Characterization of the botanical origin and quality of honeys is of great importance and interest in agriculture. In this study, an electronic nose (e-nose) was applied for identifying the botanical origin of honey as well as determining their main quality components such as glucose, fructose, hydroxymethylfurfural (HMF), amylase activity (AA), and acidity. Principal component analysis (PCA) and discriminant factor analysis (DFA) were employed to generate scatter plots of honey samples from 14 botanical origins. Origin discrimination models with 100 % overall accuracy were established by least squares support vector machines (LS-SVM). LS-SVM outperformed the linear regression method of partial least squares regression (PLSR) for quality prediction, showing that the non-linear correlations between e-nose responses were important for the analysis of honey.
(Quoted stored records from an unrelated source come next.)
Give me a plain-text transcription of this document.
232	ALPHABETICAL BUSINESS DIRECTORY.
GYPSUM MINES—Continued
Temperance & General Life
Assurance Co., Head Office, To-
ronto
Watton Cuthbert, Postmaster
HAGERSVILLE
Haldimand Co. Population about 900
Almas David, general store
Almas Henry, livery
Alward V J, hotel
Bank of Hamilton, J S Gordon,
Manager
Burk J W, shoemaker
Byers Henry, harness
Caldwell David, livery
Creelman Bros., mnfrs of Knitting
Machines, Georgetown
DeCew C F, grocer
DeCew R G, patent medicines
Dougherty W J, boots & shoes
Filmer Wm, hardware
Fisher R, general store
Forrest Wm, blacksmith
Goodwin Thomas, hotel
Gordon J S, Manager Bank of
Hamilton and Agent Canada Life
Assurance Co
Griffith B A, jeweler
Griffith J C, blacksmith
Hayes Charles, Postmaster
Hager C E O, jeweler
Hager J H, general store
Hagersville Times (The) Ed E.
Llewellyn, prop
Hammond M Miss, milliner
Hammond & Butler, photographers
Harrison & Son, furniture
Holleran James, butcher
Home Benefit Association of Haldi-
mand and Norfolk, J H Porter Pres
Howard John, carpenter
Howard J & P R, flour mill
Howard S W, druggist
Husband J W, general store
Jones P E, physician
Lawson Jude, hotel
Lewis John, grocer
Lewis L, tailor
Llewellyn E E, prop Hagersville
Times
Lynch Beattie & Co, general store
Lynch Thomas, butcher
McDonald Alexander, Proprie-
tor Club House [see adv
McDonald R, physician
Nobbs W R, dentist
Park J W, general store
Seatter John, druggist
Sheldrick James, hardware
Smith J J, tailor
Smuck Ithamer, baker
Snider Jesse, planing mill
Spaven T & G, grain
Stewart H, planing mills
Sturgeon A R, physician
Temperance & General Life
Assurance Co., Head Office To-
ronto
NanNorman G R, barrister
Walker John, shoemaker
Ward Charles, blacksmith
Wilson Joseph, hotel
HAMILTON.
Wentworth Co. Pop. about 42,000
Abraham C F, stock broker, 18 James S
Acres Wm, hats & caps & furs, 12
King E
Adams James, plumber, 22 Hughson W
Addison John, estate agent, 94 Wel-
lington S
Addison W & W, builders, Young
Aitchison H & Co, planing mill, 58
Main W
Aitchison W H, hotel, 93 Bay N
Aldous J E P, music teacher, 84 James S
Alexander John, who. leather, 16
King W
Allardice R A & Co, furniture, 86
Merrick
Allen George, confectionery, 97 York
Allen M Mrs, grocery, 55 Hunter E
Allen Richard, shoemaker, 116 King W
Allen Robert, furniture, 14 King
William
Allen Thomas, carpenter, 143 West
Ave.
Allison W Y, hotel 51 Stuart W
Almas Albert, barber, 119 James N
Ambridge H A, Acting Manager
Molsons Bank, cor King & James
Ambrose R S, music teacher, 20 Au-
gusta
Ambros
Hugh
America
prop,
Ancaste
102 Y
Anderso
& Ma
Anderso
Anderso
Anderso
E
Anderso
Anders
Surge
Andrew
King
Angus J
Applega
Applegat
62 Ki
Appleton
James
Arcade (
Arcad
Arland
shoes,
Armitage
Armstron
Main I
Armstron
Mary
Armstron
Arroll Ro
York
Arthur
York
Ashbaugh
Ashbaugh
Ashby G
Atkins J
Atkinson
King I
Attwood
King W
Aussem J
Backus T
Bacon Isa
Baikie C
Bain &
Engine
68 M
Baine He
Moreover, three sensor selection algorithms, namely, uninformation variable elimination (UVE), successive projections algorithm (SPA), and competitive adaptive reweighted sampling (CARS) were applied for the first time to analyze e-nose fingerprints of honey. After the calculation of the above three algorithms and the comparison of their results, from a total of 18 sensors, the important ones were selected for glucose (three), fructose (five), HMF (three), AA (five), and acidity (four) prediction, respectively. The results of sensor selection show the advantages of reducing redundancy of e-nose data, optimizing the sensor array of an e-nose, and improving the performance of models in terms of robustness. The overall results show that the laborious, time-consuming, and destructive analytical methods like high-performance liquid chromatography (HPLC), acid-base titration, and spectrophotometry could be replaced by e-nose to provide a rapid and non-invasive determination of the botanical origin and quality of honey.